Some of the New York cases cited by appellants’ counsel lend some support to their contention that the door of the office being locked rendered the office “not open to admit of such service” as was made in this case. But is seems to us that the office was sufficiently open to admit of service by leaving the notice in a conspicuous place therein if that could be easily accomplished by the use of any opening into the office. Touching matters of practice of this nature which
“Rules of procedure, whether statutory or made by the court, are intended to facilitate courts in doing justice between the parties. They are framed with a view to enable litigants to properly present their cause for determination; and courts, in the exercise of their supervisory care over them should be inclined to take that course which will enable them to ascertain the actual facts in a cause.
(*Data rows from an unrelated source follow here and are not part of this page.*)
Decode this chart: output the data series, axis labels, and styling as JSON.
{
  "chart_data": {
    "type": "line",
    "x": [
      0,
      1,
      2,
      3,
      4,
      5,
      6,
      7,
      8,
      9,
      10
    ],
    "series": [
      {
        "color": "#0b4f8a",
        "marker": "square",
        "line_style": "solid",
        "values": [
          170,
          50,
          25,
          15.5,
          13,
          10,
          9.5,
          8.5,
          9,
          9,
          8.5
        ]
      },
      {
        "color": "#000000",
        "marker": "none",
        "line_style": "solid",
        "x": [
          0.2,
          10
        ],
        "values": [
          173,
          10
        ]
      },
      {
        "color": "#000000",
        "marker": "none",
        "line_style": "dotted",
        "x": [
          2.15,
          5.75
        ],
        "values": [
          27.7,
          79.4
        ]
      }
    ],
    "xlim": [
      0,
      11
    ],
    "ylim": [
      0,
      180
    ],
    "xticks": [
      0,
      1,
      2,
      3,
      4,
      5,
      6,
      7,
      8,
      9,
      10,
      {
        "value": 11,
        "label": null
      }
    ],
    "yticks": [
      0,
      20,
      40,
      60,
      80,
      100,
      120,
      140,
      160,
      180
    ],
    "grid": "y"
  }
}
For the guidance of parties^ certain formalities are required, and certain times specified within which the several steps are to be taken; but, except in matters which are jurisdictional, these provisions are intended for. the convenience of courts and litigants, and should be liberally construed.”
We are of the opinion that the service was sufficient, especially since it actually came into the possession of a person in charge of the office, and it was therefore not error to permit the testimony to be read to the jury.
It is contended that the court erroneously refused to give certain requested instructions in behalf of appellants upon the alleged contributory negligence of respondent, which was an issue in the case. We have carefully read the instructions so requested, and also those given by the court upon the same subject, and conclude that the instructions given by the court covered the same matters, in substance, as requested by appellants’ attorneys, in so far as it was necessary to give such requested instructions, and therefore no error was committed by the court by such refusal.
We are of the opinion that there is no reversible error shown in this record, and that the judgment of the superior court should be affirmed. It is so ordered.